A limitation of this study was the artificial environment of the suture phantom used. We suppose that a cadaveric study would provide a better assessment of the tissue and feedback sensation, more closely mimicking the in vivo condition. However, an accurate simulation should provide an environment as close as possible to the reality, mimic visual-space and real-time characteristics of the procedure, and provide realistic haptic feedback [
25]. From dedicated studies, it is known that robotic surgery requires a distinct learning curve different from laparoscopic and open surgery [
26]. As this might be similar for steerable instruments, a comparison between steerable hand-held instruments and robotic instruments should be conducted on validated tasks to identify accurate differences in learning curves [
27]. Training was demonstrated to be useful for trained and untrained subjects as only a limited number of tasks were necessary to improve both quality and time [
28,
29,
30]. This experimental study showed a decrease in the required suturing time in both groups, which clearly indicates a fast learning effect when switching from standard laparoscopic instruments to a combination with steerable instruments. In this study, only three experienced surgeons and five novices were recruited to perform surgical tasks. We are aware that this could represent a limitation of the study, and enlarging the number of investigators will improve the power of the study.
Competent handling of Laproflex instruments can be acquired quickly even if with no previous experience in laparoscopic suturing, but the use of the dissector as a needle holder influenced our results.
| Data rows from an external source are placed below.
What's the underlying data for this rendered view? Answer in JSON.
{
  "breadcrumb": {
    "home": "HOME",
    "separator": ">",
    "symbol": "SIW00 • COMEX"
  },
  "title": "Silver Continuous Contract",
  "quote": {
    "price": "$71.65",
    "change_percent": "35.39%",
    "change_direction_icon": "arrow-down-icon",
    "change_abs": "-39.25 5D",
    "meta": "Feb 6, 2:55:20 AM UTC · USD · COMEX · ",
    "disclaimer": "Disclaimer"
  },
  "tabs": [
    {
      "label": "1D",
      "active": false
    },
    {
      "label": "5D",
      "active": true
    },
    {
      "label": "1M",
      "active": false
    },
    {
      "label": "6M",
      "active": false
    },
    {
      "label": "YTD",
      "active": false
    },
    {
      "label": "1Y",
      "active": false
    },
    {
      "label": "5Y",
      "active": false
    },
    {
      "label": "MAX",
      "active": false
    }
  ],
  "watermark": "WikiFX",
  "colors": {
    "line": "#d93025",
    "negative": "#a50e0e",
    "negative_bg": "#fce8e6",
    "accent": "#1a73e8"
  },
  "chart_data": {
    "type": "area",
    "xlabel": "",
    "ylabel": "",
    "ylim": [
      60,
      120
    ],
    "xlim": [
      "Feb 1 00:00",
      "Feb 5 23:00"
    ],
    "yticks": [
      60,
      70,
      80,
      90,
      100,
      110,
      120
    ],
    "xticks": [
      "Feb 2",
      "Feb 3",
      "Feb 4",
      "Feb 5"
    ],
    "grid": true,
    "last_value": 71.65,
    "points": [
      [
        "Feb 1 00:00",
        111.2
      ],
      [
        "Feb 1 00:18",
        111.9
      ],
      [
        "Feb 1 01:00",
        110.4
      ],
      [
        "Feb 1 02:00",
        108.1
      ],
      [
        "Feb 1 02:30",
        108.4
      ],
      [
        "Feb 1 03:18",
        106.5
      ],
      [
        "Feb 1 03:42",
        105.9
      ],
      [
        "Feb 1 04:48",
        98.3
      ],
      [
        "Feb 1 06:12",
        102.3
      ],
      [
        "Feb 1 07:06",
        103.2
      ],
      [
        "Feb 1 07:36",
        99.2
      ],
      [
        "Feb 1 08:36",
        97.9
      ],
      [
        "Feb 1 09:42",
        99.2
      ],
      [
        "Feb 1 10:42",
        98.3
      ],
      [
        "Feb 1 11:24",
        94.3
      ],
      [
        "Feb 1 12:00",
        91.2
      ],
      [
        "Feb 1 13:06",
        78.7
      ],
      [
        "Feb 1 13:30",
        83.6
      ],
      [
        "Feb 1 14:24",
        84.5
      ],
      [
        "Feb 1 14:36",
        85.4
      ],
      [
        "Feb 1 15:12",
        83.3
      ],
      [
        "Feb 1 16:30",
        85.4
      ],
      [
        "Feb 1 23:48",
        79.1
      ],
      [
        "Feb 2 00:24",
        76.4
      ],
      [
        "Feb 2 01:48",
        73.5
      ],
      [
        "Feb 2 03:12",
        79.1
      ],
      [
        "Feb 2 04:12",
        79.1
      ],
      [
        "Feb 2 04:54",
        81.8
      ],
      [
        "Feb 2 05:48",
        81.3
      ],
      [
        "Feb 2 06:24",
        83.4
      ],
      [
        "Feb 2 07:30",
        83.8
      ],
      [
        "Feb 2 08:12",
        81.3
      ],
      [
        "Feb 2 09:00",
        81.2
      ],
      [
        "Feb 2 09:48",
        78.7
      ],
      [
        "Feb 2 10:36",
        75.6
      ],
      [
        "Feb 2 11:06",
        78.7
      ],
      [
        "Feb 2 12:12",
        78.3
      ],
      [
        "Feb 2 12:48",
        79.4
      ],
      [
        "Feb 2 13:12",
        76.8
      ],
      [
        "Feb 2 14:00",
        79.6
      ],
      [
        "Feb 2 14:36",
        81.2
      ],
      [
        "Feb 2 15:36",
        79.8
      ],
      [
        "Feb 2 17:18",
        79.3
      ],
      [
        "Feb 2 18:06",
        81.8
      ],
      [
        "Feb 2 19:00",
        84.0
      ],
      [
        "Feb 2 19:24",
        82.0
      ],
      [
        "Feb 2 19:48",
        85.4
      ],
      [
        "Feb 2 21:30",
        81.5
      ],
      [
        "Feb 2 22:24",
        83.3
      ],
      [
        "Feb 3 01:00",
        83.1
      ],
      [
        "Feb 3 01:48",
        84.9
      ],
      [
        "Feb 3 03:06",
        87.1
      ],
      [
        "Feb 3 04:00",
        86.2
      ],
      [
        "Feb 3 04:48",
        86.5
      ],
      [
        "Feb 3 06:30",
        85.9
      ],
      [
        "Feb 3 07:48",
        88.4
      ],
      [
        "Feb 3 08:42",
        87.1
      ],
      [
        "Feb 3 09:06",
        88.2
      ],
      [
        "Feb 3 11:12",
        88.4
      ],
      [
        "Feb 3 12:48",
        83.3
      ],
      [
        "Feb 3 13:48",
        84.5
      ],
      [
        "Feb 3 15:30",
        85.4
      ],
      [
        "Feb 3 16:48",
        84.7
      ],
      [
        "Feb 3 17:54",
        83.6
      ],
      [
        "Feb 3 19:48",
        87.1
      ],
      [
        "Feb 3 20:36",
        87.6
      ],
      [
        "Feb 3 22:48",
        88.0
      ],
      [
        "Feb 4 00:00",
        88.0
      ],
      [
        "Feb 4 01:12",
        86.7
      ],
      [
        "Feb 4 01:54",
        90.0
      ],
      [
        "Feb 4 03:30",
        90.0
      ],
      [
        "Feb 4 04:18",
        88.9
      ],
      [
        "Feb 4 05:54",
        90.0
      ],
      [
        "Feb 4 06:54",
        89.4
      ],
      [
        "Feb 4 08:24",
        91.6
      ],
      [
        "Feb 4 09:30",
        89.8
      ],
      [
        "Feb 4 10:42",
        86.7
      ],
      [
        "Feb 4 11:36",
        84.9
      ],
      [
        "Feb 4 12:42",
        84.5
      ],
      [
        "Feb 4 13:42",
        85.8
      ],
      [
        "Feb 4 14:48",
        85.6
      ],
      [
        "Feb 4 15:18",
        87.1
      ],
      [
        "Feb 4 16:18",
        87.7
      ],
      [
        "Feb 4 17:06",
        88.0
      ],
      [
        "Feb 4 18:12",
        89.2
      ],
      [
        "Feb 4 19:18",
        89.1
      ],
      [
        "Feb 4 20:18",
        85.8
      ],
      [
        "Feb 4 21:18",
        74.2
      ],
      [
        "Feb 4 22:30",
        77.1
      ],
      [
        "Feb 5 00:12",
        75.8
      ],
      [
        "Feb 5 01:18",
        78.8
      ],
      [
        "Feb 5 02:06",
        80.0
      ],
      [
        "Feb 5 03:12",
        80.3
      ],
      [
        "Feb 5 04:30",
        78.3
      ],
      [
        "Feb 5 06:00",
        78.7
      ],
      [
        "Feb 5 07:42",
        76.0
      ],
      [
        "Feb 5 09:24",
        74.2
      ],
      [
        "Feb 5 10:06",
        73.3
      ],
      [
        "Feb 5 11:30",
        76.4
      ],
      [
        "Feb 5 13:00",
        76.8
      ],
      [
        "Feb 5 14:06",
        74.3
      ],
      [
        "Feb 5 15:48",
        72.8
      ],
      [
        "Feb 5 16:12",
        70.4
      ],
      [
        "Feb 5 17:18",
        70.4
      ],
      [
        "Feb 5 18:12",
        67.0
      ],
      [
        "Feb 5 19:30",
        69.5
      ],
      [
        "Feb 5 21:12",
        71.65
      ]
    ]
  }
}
We suggest re-engineering the steerable instruments in terms of grip design, locking system, and the shaft stiffness of the instruments for needle holder function.
In conclusion, although the steerable instrument has more functions to be actuated as compared to conventional instruments, it required more training to learn to control those additional functions in this study. More studies should be performed in cadavers or in vivo in a full laparoscopic environment to confirm the results of this study and study real advantages of the steerable laparoscopic instruments.